Il report a cura di Antonio Sileo e sviluppato con una lunga serie di partner (Assogasmetano, Acquirente Unico, Axpo, Cnh Industrial, e2i energie speciali, Elettricità Futura, Enel, E-On, EP Produzione, Gruppo Api e Unione Petrolifera) vede il Nord Italia in pole position con il 52% delle start-up energetiche attive, seguito dal Sud con il 26% e il Centro al 21%.

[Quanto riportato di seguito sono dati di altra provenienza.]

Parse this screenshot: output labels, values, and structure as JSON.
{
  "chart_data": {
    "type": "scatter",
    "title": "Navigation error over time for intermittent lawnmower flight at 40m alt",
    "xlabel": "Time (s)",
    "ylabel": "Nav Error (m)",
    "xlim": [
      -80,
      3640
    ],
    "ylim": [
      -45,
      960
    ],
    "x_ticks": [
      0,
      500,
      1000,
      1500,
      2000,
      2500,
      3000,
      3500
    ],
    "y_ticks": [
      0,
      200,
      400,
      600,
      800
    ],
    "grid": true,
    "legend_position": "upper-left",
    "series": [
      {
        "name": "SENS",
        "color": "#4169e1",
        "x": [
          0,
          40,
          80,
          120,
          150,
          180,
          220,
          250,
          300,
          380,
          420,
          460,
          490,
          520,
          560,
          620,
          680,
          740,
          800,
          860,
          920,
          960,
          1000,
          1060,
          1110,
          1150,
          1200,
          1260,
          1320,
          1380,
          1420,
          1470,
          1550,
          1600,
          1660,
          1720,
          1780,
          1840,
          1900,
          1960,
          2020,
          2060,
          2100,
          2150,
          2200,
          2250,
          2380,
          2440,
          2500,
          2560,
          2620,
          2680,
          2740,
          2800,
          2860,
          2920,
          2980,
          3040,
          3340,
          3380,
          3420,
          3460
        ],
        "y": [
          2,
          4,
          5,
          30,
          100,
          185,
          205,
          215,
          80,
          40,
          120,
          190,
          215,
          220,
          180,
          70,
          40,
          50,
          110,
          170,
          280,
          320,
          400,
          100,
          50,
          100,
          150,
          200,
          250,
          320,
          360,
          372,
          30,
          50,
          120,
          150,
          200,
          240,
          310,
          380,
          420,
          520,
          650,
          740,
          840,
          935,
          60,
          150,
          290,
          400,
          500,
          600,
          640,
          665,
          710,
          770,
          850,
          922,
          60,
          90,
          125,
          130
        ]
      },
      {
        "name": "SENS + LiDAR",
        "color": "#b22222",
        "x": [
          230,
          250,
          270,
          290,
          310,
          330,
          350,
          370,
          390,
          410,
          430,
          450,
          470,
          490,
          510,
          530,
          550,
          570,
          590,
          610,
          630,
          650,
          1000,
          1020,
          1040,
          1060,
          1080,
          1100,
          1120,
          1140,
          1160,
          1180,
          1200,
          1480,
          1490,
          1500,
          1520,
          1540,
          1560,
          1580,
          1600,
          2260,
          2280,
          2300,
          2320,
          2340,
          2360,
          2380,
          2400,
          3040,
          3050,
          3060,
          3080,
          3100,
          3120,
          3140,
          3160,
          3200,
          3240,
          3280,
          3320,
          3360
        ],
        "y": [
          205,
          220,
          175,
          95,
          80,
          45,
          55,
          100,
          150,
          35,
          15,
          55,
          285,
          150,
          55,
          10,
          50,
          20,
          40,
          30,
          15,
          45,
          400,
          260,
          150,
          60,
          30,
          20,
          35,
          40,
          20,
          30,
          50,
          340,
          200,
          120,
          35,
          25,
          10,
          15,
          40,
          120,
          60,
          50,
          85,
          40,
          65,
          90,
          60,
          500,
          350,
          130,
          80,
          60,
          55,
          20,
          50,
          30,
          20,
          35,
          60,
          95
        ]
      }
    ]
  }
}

Lombardia “regina” delle energetiche

A guidare la classifica delle regione c’è la Lombardia con 314 start-up energetiche, il 21% di quelle esistenti nel complesso nel nostro Paese. Al secondo posto il Lazio con 143 piccole imprese specializzate nel campo dell’energia, al terzo la Campania con 142. Numeri che dipendono in larga misura – evidenzia il report – dal peso preponderante di Milano, Roma e Napoli. La situazione però cambia se si considerano le province con il maggior numero di start-up energetiche pro-capite: in pole Rovigo seguita da Salerno, Trieste e Lecce. Quinta la provincia di Napoli, settima quella di Milano e addirittura non pervenuta, tra le migliori dieci d’Italia, quella di Roma.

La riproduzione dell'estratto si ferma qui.